Tata Consultancy Services (TCS) has snapped a prolonged dry spell for large contracts by securing a mega deal valued at over $1 billion from Telefónica UK, the British arm of the Spanish telecommunications giant. This 10-year agreement marks a significant win for India's largest software services exporter, which had not announced a deal of this scale for nearly two years.
A Strategic Win Amidst Slowing Growth
The contract with Telefónica UK, which operates the O2 mobile network in Britain, involves application and infrastructure services. According to executives familiar with the matter, much of this work is new for TCS. A formal announcement of the deal is anticipated in the coming weeks.
This victory is the fourth billion-dollar-plus deal secured under the leadership of Managing Director and CEO K. Krithivasan, who assumed office in June 2023. All four major contracts have originated in the UK, TCS's second-largest market after the US, contributing roughly 17% to its annual revenue. The previous mega deals include a $1.1 billion pact with the UK's National Employment Savings Trust (June 2023), a $1 billion digital transformation contract with Jaguar Land Rover (September 2023), and a massive $2.5 billion, 15-year administration contract with Aviva (January 2024).
Margin Pressures and a Shift in Strategy
However, this win comes with a caveat. Executives indicate that the profitability of the Telefónica UK deal is lower than TCS's overall operating margin of 24.2%. This represents a notable strategic shift for the IT major, which has traditionally been reluctant to accept contracts that dilute its company-wide profitability.
This is the second telecom deal impacting margins, following the $1.83 billion contract with state-run BSNL in India for 4G network deployment. Analysts, however, view this move as a calculated trade-off. Phil Fersht, CEO of HFS Research, interprets it as TCS prioritizing predictable, long-term growth and strategic account control over short-term margin optimization. He notes that such contracts often become more profitable in later years as transformation benefits accumulate.
Trailing Peers in the Mega-Deal Race
The Telefónica UK deal arrives at a critical time when TCS's growth momentum has slowed, with annual revenue growth dipping to 4.1% in FY24 and 3.78% in FY25. A key reason has been its inability to secure large contracts at the same pace as its rivals.
While TCS faced a drought, competitors were active: Infosys won a $1.7 billion deal with Liberty Global and a $1.6 billion contract with the UK's NHS. Cognizant bagged a $1 billion healthcare IT transformation deal, and HCLTech secured a $2.1 billion managed services contract with Verizon. TCS also lost several significant accounts, including Zurich Life Insurance to DXC Technology and the NHS deal to Infosys.
This competitive pressure is prompting TCS's management to pursue mega deals more aggressively, even at the cost of near-term profitability, as per an executive cited in the report.

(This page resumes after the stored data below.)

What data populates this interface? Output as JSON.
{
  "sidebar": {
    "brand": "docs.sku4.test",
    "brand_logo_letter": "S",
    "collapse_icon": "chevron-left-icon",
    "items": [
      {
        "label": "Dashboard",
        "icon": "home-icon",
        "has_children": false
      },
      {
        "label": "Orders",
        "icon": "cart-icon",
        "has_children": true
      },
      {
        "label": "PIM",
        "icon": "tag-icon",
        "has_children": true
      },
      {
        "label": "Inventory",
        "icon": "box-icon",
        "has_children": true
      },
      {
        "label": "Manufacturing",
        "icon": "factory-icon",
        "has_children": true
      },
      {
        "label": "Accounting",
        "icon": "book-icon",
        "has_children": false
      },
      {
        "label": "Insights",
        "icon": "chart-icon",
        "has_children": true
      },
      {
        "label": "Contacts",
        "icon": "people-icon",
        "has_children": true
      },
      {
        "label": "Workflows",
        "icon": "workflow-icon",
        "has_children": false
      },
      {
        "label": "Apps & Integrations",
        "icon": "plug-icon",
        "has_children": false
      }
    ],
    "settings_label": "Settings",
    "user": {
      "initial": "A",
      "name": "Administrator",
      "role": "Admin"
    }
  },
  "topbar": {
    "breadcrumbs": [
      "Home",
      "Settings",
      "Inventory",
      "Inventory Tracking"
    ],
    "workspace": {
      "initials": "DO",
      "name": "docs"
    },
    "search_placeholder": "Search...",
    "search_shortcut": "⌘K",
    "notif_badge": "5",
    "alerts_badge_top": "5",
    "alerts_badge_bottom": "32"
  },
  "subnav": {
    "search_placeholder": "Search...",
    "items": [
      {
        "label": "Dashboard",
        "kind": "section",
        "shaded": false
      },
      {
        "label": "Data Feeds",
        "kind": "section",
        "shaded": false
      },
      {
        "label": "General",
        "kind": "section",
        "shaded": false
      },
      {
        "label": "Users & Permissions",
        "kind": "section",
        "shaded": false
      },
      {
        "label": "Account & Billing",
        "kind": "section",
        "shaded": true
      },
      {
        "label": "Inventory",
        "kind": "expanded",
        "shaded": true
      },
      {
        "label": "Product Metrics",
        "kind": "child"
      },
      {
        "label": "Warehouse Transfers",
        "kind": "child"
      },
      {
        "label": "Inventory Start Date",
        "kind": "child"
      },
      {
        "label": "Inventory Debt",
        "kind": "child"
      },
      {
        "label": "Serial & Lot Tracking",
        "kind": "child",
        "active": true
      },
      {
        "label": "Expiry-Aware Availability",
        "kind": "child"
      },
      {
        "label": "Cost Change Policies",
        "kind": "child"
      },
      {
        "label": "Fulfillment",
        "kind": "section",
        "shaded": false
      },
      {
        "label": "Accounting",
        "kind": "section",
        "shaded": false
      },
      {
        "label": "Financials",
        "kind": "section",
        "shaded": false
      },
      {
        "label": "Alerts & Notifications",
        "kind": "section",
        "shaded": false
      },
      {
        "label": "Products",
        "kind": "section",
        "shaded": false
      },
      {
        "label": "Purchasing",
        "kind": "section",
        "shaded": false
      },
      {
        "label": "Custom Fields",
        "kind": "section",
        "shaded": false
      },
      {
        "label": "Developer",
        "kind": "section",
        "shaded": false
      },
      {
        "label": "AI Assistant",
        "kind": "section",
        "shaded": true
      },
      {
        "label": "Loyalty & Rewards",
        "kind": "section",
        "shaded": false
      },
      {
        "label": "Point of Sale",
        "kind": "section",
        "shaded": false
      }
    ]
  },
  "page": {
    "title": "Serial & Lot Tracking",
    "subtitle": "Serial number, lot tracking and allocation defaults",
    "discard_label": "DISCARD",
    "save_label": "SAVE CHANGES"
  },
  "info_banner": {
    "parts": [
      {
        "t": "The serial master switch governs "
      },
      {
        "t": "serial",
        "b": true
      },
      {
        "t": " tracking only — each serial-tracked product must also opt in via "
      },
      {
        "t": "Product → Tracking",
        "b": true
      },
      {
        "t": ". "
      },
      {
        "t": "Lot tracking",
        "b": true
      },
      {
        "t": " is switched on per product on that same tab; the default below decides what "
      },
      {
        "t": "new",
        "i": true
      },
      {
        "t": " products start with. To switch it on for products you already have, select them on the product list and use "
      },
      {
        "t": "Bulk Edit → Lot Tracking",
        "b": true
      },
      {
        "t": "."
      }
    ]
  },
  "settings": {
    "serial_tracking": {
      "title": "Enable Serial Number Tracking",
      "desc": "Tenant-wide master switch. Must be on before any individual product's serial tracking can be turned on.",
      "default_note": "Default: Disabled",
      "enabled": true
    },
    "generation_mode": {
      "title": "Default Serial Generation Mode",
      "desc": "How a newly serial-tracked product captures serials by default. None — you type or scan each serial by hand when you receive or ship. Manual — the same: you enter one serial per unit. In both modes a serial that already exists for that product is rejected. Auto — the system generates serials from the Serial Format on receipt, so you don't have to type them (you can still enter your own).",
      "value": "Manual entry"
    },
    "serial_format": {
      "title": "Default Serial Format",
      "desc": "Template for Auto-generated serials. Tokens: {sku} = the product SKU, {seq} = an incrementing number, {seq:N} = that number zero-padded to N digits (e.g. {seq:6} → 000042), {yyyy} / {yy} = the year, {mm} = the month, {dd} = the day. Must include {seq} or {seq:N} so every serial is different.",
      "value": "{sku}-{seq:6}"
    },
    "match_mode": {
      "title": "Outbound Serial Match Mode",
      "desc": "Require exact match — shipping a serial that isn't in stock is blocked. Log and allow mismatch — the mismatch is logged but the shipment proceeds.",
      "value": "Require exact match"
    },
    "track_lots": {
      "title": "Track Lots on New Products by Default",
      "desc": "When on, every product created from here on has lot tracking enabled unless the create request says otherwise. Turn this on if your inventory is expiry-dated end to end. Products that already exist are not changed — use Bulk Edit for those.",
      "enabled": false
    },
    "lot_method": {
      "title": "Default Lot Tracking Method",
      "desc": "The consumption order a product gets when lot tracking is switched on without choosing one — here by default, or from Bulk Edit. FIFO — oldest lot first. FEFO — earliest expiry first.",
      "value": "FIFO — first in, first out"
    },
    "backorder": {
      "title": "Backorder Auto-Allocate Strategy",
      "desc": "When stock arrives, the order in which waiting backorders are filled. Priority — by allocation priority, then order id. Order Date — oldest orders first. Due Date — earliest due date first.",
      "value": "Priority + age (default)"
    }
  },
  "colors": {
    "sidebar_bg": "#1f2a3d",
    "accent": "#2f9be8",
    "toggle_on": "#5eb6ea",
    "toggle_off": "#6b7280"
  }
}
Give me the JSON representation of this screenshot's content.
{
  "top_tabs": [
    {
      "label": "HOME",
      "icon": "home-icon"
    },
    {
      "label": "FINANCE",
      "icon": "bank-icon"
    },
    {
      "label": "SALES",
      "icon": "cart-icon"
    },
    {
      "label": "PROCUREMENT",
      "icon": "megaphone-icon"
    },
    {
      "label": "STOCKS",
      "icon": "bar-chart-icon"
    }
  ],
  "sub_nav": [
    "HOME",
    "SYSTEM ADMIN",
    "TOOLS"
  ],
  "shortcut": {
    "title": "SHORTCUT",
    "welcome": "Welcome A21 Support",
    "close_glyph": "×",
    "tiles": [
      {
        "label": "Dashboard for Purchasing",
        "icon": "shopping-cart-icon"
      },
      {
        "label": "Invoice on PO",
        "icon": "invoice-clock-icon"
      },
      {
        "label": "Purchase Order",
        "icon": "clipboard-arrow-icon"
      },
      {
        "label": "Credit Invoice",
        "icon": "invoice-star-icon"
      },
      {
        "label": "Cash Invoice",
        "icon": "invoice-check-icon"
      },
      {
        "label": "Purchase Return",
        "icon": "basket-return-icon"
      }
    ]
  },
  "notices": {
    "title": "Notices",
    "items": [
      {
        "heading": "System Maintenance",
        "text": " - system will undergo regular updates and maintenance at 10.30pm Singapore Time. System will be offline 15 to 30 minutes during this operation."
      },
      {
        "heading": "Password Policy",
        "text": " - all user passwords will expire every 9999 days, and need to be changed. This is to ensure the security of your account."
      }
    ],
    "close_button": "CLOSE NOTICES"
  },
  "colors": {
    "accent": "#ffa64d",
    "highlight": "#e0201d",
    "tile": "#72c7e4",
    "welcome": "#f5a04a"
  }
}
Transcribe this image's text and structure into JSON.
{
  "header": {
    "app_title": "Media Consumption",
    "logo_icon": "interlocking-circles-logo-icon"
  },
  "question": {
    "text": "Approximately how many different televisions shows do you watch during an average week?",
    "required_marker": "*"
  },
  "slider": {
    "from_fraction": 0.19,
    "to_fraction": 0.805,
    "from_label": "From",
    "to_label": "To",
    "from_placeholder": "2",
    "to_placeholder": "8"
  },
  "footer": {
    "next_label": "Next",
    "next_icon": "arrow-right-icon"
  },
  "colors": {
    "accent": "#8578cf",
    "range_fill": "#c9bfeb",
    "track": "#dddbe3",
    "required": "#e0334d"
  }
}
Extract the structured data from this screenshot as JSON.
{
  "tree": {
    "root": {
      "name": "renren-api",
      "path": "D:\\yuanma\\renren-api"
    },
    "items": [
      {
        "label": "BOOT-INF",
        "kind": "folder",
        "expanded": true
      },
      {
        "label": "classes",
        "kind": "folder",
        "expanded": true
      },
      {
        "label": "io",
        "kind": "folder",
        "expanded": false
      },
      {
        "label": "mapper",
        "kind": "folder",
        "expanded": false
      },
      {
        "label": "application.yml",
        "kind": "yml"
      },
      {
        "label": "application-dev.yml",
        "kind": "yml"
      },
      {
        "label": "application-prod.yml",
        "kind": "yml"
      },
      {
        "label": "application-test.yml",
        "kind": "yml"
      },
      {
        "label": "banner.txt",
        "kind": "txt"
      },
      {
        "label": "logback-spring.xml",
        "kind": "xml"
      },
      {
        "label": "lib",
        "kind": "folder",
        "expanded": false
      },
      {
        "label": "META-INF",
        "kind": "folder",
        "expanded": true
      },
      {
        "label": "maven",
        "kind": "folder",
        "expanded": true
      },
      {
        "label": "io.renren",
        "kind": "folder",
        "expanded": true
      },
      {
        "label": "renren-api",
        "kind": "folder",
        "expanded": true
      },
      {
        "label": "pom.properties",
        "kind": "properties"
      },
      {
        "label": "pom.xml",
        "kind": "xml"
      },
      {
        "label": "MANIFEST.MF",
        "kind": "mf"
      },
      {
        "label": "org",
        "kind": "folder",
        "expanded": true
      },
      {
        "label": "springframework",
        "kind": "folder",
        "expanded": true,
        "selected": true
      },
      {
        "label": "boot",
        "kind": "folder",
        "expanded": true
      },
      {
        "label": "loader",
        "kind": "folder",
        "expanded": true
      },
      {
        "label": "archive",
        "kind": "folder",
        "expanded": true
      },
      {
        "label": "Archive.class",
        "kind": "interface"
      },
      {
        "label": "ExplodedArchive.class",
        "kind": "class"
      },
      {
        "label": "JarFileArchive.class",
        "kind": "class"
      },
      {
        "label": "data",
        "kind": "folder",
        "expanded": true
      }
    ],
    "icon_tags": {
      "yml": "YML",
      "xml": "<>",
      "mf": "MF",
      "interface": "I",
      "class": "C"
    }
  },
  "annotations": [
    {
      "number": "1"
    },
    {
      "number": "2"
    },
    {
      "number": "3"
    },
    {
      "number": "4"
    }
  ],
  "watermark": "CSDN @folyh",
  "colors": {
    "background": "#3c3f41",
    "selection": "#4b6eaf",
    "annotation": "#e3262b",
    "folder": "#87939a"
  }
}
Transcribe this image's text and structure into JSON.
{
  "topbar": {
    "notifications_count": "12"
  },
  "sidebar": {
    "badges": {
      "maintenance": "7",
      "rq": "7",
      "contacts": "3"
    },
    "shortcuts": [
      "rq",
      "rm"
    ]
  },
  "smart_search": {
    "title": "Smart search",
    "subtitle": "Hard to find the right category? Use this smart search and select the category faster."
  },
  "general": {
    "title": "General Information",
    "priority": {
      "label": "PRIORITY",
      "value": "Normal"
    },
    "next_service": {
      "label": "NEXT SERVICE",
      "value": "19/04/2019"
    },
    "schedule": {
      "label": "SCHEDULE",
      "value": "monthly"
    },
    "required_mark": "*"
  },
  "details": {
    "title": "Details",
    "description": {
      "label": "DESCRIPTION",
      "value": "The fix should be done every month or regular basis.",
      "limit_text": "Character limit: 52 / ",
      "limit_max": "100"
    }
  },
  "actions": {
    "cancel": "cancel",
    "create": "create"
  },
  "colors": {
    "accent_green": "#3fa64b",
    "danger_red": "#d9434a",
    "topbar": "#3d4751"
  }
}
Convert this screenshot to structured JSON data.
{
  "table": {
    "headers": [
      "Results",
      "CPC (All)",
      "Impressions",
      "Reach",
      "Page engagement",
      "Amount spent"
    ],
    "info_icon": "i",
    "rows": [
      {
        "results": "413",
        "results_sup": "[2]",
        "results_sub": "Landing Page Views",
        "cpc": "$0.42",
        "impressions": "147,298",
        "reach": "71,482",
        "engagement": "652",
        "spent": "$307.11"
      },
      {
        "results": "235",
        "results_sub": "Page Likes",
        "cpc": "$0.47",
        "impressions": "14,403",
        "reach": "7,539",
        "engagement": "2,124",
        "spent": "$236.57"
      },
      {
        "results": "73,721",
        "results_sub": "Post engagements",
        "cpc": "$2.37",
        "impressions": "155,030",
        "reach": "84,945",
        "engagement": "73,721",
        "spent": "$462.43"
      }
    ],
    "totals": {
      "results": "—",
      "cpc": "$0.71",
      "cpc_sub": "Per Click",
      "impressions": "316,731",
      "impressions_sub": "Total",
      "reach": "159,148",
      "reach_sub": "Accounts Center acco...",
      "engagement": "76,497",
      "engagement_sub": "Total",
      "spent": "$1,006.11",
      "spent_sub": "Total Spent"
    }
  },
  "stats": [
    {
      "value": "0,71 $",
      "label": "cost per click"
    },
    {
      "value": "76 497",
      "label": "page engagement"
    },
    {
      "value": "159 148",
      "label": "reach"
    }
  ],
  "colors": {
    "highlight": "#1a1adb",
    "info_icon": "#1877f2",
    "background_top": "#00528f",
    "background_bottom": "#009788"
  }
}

The Telefónica UK contract, largely spearheaded by former UK and Ireland head Amit Kapur before his move to lead AI and services transformation in August, is seen as a necessary win.
Future Outlook and New Avenues
Despite this major contract, analysts remain cautious about TCS's immediate revenue trajectory. Kotak Institutional Equities and Motilal Oswal Financial Services both project a revenue decline for TCS in FY26, citing the lack of large-ticket deals. The Telefónica contract, while sizable, adds only about $100 million in incremental revenue annually, or roughly 0.3% growth if no other business is lost.
Concurrently, TCS is exploring new growth frontiers beyond traditional IT services. The company has embarked on an ambitious plan to invest over $6.5 billion in building data centres with a 1-gigawatt capacity over six years. A recent move includes a $1 billion joint investment with TPG for a data centre in Navi Mumbai, led by Deepesh Nanda through the newly formed subsidiary HyperVault AI Data Centre. This initiative aims to position TCS as a world-leading AI-led technology services provider.
The Telefónica UK deal, therefore, is more than just a revenue number. It is a strategic play to regain momentum in large deals, solidify its presence in a key market, and fund its transition into next-generation technology infrastructure, even if the journey involves navigating near-term margin pressures.